Aging monocytes exhibit elevated intracellular lactate due to mitochondrial inefficiency, which activates AMPK and suppresses mTORC1 signaling. This blockade prevents HIF‑1α stabilization despite intact Dectin‑1 engagement by β‑glucan, thereby aborting the metabolic‑epigenetic reprogramming that underlies trained immunity.

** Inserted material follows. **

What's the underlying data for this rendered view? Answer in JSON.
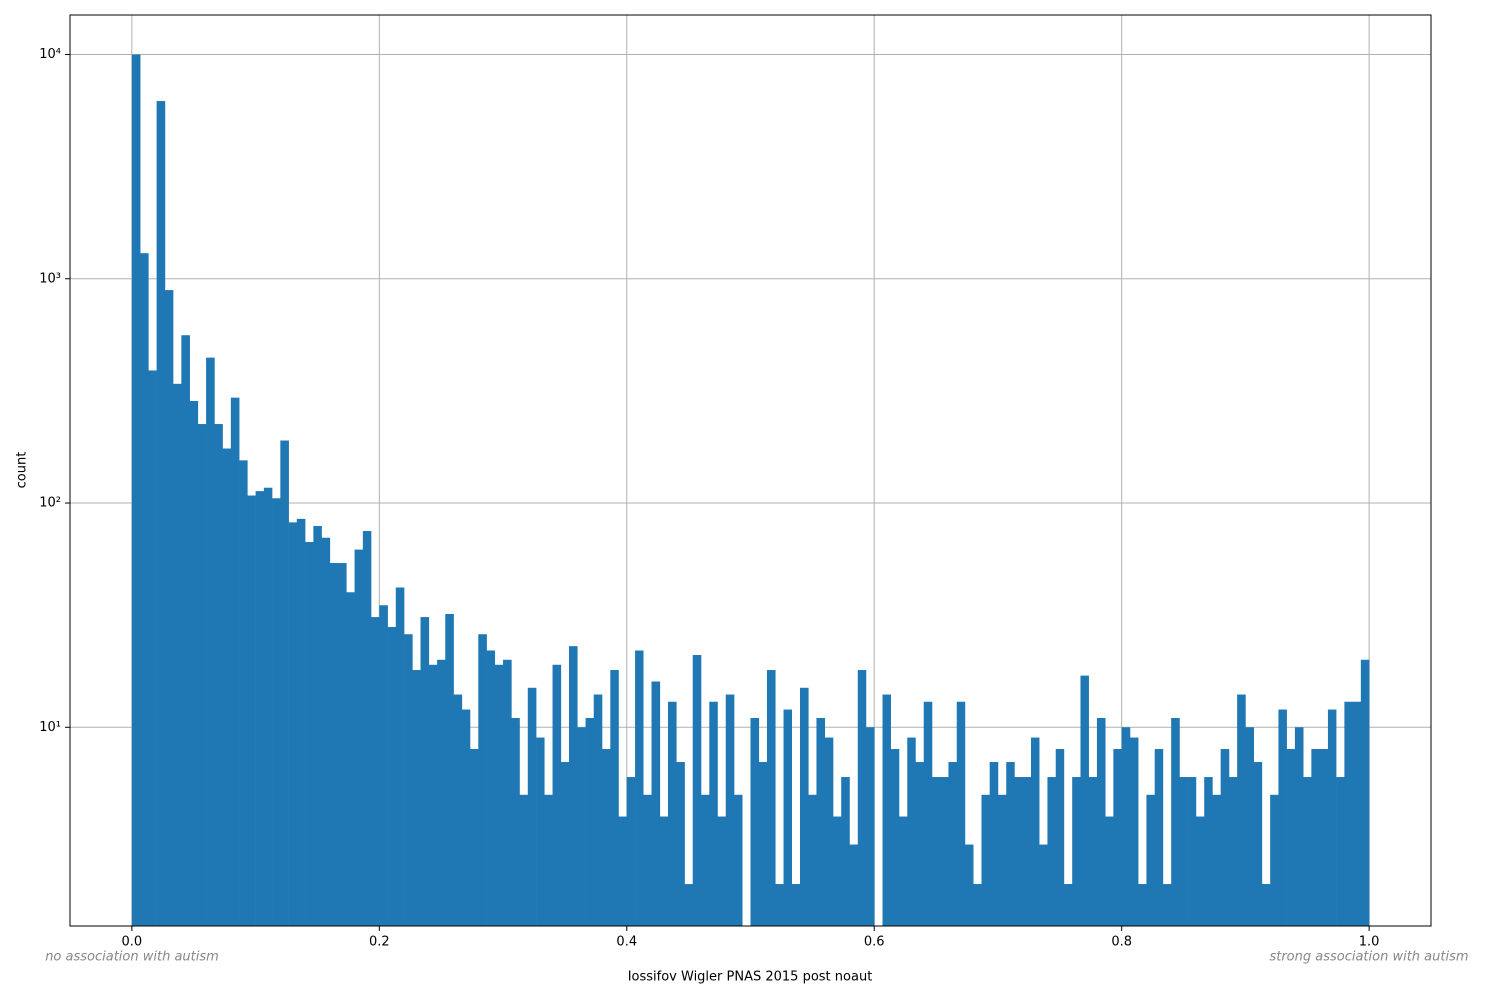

We hypothesize that lowering lactate levels in aged monocytes will reactivate the Akt‑mTOR‑HIF‑1α axis, permitting β‑glucan to induce H3K4me3 and H3K27ac deposits at inflammatory loci and to confer measurable healthspan improvements.

Mechanistic basis

• β‑glucan binding to Dectin‑1 triggers Akt‑mTOR‑HIF‑1α signaling, driving aerobic glycolysis and succinate‑mediated histone modifications [1][2][3].
• Pharmacological or genetic inhibition of Akt, mTOR, or HIF‑1α abolishes trained immunity [4].
• Aging is associated with mitochondrial dysfunction, increased lactate production, and chronic AMPK activation, which inversely regulates mTORC1.
• Elevated lactate can inhibit mTORC1 via AMPK‑dependent phosphorylation of Raptor, reducing HIF‑1α translation and stability.
• Consequently, aged monocytes fail to accumulate succinate and to deposit activating histone marks, resulting in blunted cytokine responses upon rechallenge.

Predictions

1. In aged mice, β‑glucan alone will not increase monocyte ECAR, HIF‑1α protein, or H3K4me3/H3K27ac at promoters of Il6 and Tnf.
2. Co‑administration of a lactate‑lowering intervention (e.g., LDHA inhibitor GSK2837808A or MCT4 overexpression via AAV) will restore ECAR, HIF‑1α, and histone marks to levels seen in young β‑glucan‑treated monocytes.
3. Restored trained immunity will translate into enhanced bacterial clearance (e.g., lower CFU after Listeria challenge), improved grip strength, and extended frailty‑free survival.
4. If lactate reduction fails to rescue the mTOR‑HIF‑1α axis despite β‑glucan stimulation, the hypothesis is falsified.

Experimental design

• Animals: Young (3 mo) and aged (24 mo) C57BL/6 mice.
• Groups: (i) PBS control, (ii) β‑glucan alone, (iii) β‑glucan + LDHA inhibitor, (iv) β‑glucan + MCT4‑AAV, (v) LDHA inhibitor alone.
• Readouts (48 h post‑treatment):
  • Flow cytometry for monocyte identification; Seahorse ECAR/OCR.
  • Western blot for p‑Akt, p‑mTOR, HIF‑1α.
  • ChIP‑qPCR for H3K4me3/H3K27ac at Il6/Tnf promoters.
  • ex vivo LPS restimulation: ELISA for IL‑6, TNF‑α.
  • In vivo infection: intraperitoneal Listeria monocytogenes (10⁴ CFU); organ CFU at 48 h.
  • Physical assays: grip strength, treadmill endurance, frailty index.
• Statistical analysis: Two‑way ANOVA with age and treatment as factors; post‑hoc Tukey.

Potential impact

Demonstrating that a simple metabolic correction can unlock β‑glucan’s epigenetic potential in aging would bridge the gap between mechanistic immunology and functional longevity. It would suggest that lactate‑targeting nutraceuticals or gene therapies could be combined with innate immune priming to improve infection resistance and physical resilience in older adults, directly addressing the field’s major gap of linking molecular restoration to healthspan outcomes.